ひそかに見ますに、近年以来、労役が重なっています。東に遼東の軍があり、西に昆丘の役がある。兵と馬は甲冑に疲れ、舟と車は輸送に倦んでいます。それに徴募された者は、去るも留まるも生死の痛みを抱く。風に流され波に阻まれ、人も米も溺れる危険がある。一人が懸命に耕しても、年に数十石も収穫できない。一隻の船が沈めば、数百石の糧を失う。これは限りある農作の成果を運んで、限りない大波を埋めるようなものです。まだ得ていない他国の民を図って、すでに成った我が軍を失う。悪を除き暴を討つのは国家の常道ですが、武を汚し兵を弄ぶのは、先の賢者の戒めるところです。昔、秦の始皇帝は六国を併呑しましたが、かえって危機の基を招きました。晋の武帝は三方を有しましたが、かえって覆滅の業を成しました。功を誇り大を恃み、徳を捨て国を軽んじ、利を図って害を忘れ、情と欲をほしいままにしたからではありませんか。ついに広大な天下も、その滅亡を救えず、嘆く民は疲弊によって禍を成しました。
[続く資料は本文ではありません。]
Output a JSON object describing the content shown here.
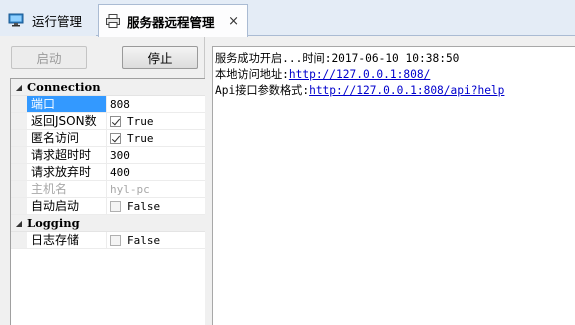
{
  "tabs": [
    {
      "label": "运行管理",
      "icon": "monitor-icon",
      "active": false
    },
    {
      "label": "服务器远程管理",
      "icon": "printer-icon",
      "active": true,
      "close_glyph": "×"
    }
  ],
  "buttons": {
    "start_label": "启动",
    "stop_label": "停止"
  },
  "property_grid": {
    "categories": [
      {
        "name": "Connection",
        "rows": [
          {
            "name": "端口",
            "value": "808",
            "type": "text",
            "selected": true
          },
          {
            "name": "返回JSON数",
            "value": "True",
            "type": "checkbox",
            "checked": true
          },
          {
            "name": "匿名访问",
            "value": "True",
            "type": "checkbox",
            "checked": true
          },
          {
            "name": "请求超时时",
            "value": "300",
            "type": "text"
          },
          {
            "name": "请求放弃时",
            "value": "400",
            "type": "text"
          },
          {
            "name": "主机名",
            "value": "hyl-pc",
            "type": "text",
            "disabled": true
          },
          {
            "name": "自动启动",
            "value": "False",
            "type": "checkbox",
            "checked": false
          }
        ]
      },
      {
        "name": "Logging",
        "rows": [
          {
            "name": "日志存储",
            "value": "False",
            "type": "checkbox",
            "checked": false
          }
        ]
      }
    ]
  },
  "log": {
    "line1": "服务成功开启...时间:2017-06-10 10:38:50",
    "line2_prefix": "本地访问地址:",
    "line2_link": "http://127.0.0.1:808/",
    "line3_prefix": "Api接口参数格式:",
    "line3_link": "http://127.0.0.1:808/api?help"
  },
  "colors": {
    "selection": "#3399ff",
    "link": "#0000cc",
    "tab_bg": "#e4ecf6"
  }
}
ここから、領土の広さは常なる安泰の術ではなく、人の労苦こそ乱れやすい源だと分かります。願わくは陛下、恵みを人に流し、疲れを憐れみ乏しきを恤み、労役の煩わしさを減らし、雨露の恵みを増してください。

解説

「限りある農作の成果を運んで、限りない大波を埋めるようなもの」。この比喩が鮮烈です。船一隻が沈めば、数百人の一年分が消える。得られるかどうか分からないもののために、確実にあるものを失う。「まだ得ていない他国の民を図って、すでに成った我が軍を失う」。